Chronique
Osons reconnaître ses mérites à une équipe qui gagne !
Toute flagornerie mise à part, il faut être frappé d’un incurable strabisme politique pour ne pas reconnaître à l’actuel gouvernement, outre le dynamisme et la proactivité, un courage méritoire à toute épreuve.
Rares furent les gouvernements marocains qui se sont succédé depuis l’indépendance où l’on rencontre une aussi forte concentration de compétences comme c’est le cas de l’équipe ministérielle conduite par Aziz Akhannouch. Toute flagornerie mise à part, il faut être frappé d’un incurable strabisme politique pour ne pas reconnaître à l’actuel gouvernement, outre le dynamisme et la proactivité, un courage méritoire à toute épreuve. Je sais que cela m’en coûte de rendre hommage à des politiques en exercice, l’air du temps étant aujourd’hui à la critique surfacique et souventement à l’outrage, sinon l’invective. Mais cela m’importe bien moins que la culture de la reconnaissance qui m’est aussi précieuse que la critique objective. Or, les réseaux sociaux et la presse de caniveau aidant, la culture de la reconnaissance semble se raréfier en ces temps où la médiocrité est célébrée tous azimuts. Au mi-mandat de l’actuel gouvernement tripartite, force est de constater qu’en dépit des conséquences catastrophiques du Covid-19, du séisme particulièrement dévastateur qui a frappé le cœur du pays et d’une sécheresse devenue endémique, la majorité des engagements pris par Aziz Akhannouch et son équipe ont été bel et bien honorés.

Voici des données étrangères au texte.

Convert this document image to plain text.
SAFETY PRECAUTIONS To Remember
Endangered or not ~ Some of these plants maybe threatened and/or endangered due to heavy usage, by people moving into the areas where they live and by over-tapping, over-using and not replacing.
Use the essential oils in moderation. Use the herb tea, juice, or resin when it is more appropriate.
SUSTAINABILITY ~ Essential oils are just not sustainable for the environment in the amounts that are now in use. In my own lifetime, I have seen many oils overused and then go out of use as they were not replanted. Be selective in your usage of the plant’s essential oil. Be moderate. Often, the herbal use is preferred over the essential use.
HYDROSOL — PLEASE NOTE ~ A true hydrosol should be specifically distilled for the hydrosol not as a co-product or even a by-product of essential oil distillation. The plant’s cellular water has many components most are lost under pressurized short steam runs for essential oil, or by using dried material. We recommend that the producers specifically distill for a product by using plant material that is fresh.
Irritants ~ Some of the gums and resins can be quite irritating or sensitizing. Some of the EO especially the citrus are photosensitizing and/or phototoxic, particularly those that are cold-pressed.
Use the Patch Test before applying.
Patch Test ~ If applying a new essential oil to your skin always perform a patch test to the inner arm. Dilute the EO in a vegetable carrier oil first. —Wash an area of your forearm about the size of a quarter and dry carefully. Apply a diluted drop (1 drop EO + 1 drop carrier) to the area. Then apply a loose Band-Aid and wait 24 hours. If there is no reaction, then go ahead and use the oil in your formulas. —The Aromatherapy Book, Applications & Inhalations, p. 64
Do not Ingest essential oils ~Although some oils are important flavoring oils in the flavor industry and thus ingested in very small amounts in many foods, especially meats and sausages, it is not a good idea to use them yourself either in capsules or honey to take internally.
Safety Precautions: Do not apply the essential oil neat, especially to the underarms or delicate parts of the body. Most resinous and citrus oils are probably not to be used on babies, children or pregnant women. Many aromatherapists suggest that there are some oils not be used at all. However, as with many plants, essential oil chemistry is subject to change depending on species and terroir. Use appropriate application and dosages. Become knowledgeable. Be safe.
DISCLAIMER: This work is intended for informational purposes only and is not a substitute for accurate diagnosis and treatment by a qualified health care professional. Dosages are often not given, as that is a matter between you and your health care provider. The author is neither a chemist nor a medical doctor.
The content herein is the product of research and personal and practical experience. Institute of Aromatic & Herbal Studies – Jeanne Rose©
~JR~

Je me contenterai ici de consigner deux remarques avant de rendre hommage à deux personnalités emblématiques des réussites spectaculaires du Royaume. Voici d’abord mes deux remarques :
1) Sous l’actuel gouvernement, la police et la justice ont battu le record des mises à l’ombre d’élus nationaux et locaux poursuivis pour toutes sortes de crimes et de délits, sans compter les fonctionnaires véreux, toutes administrations confondues. Jamais le Royaume n’a connu un «nettoyage éthique» aussi vaste depuis l’indépendance.
2) En termes d’investissements tant nationaux qu’internationaux, jamais l’attractivité n’a atteint un niveau aussi élevé. Nul secret à cet égard, puisque le Souverain s’est mobilisé en personne pour s’en aller prospecter les plus volumineux fonds souverains d’Orient et d’Occident. Dans son sillage, un commando de ministres ne cesse de sillonner les continents à la recherche d’investissements, de joint-ventures et de partenariats divers et variés. Cela nous change des tartufes-palabreurs sans idées dont les Marocains se sont débarrassés – à jamais, espérons-le ! – en 2011.
Quant à mon hommage, il vise, à titre exclusivement indicatif, Nasser Bourita et Fouzi Lekjaâ. Ces deux hommes semblent être nés pour servir la vision magistrale du présent règne.
Nasser Bourita est un redoutable puncheur. Au registre de la défense de la marocanité de nos provinces sahariennes, il a pu knockouter d’illustres chefs de la diplomatie de par le monde. Outre les trois derniers ministres des Affaires étrangères algériens, Sabri Boukadoum, Ramtane Lamamra et Ahmed Attaf, il a «neutralisé» l’Espagnole Arancha Gonzalez qui offrit l’hospitalité au mercenaire-en-chef Ben Battouche, le Français Jean-Yves Le Drian qui refusait d’admettre la mise hors d’état de nuire de la Françafrique par le Maroc ou encore l’Allemand Heiko Maas qui mettait un zèle particulier à contrer la reconnaissance américaine de la marocanité du Sahara.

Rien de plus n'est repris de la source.